Emile du Toit, SAVCA Chairman said: “None of the growth that is projected for
the region will materialise without a major rollout of infrastructure, which private
equity is now helping to fund.
“The multiplier effects created by infrastructural investments are powerful tools
for uplifting people and growing economies – and make infrastructure-focused
private equity funds an ideal vehicle for fulfilling an impact investing mandate.”

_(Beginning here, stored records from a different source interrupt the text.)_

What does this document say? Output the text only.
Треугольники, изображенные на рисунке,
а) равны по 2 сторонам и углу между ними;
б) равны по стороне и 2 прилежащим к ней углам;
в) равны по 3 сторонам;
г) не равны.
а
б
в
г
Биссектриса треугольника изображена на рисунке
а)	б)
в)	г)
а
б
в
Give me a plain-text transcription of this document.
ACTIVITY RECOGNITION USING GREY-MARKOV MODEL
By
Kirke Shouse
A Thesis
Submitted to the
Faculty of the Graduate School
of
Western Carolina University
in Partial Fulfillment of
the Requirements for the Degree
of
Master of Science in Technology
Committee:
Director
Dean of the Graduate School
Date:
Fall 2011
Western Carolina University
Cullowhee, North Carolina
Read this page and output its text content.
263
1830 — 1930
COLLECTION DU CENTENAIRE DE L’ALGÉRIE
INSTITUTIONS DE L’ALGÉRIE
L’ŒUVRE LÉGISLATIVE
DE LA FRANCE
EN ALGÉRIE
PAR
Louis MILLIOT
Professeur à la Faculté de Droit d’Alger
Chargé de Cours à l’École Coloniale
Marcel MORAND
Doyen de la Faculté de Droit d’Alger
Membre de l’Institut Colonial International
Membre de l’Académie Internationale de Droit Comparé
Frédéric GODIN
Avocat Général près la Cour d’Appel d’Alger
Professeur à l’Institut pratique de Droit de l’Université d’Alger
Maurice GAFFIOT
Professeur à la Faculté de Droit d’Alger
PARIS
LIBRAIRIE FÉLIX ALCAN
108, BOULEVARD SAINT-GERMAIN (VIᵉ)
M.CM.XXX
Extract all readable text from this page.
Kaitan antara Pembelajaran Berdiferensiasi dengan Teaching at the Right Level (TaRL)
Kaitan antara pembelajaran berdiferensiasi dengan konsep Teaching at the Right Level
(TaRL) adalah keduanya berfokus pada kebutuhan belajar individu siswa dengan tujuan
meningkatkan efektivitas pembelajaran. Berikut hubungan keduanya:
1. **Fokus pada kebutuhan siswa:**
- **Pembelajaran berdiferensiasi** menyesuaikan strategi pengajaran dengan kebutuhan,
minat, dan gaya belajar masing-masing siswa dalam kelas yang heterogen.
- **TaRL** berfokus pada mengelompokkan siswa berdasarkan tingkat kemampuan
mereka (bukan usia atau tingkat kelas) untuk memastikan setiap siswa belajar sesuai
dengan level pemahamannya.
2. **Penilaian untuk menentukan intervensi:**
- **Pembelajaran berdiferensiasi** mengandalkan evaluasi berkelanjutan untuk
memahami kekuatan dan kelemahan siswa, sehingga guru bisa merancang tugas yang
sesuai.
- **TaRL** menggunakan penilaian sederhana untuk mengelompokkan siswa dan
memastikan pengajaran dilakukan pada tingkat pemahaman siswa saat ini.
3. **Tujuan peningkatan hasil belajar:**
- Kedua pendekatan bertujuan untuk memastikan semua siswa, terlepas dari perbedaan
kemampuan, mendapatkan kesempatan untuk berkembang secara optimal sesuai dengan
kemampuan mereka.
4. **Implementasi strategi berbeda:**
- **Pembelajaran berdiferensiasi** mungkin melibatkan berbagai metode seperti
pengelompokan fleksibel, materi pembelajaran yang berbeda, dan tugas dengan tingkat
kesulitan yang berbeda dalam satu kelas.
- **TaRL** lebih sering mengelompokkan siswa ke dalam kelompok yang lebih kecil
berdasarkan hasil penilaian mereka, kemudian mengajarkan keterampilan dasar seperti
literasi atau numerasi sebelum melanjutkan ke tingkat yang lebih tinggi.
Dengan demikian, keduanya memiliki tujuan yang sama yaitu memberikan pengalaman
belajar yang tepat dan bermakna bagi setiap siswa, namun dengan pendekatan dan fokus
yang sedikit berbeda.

Van der Merwe added that all development finance institutions and many
pension funds now are focused on responsible investing and are looking to
modify their allocations to ensure that these mandates, which extend to
environmental, social and governance criteria, are fulfilled.
Because of the medium- to long-term nature of their investments, infrastructure
funds – and private equity funds more generally – are ideally positioned to
implement these mandates on behalf of the providers of capital.
“The added attraction is that, compared with listed equity, private equity
infrastructure funds offer lower-risk and more consistent returns.
“This is due to the underlying revenues usually being contractual and backed by
the local governments and related utility companies. And they often carry
political risk guarantees on their revenue.”
A growing number of SAVCA’s members are launching funds with a focused
infrastructure mandate, a trend which Van der Merwe expects to continue.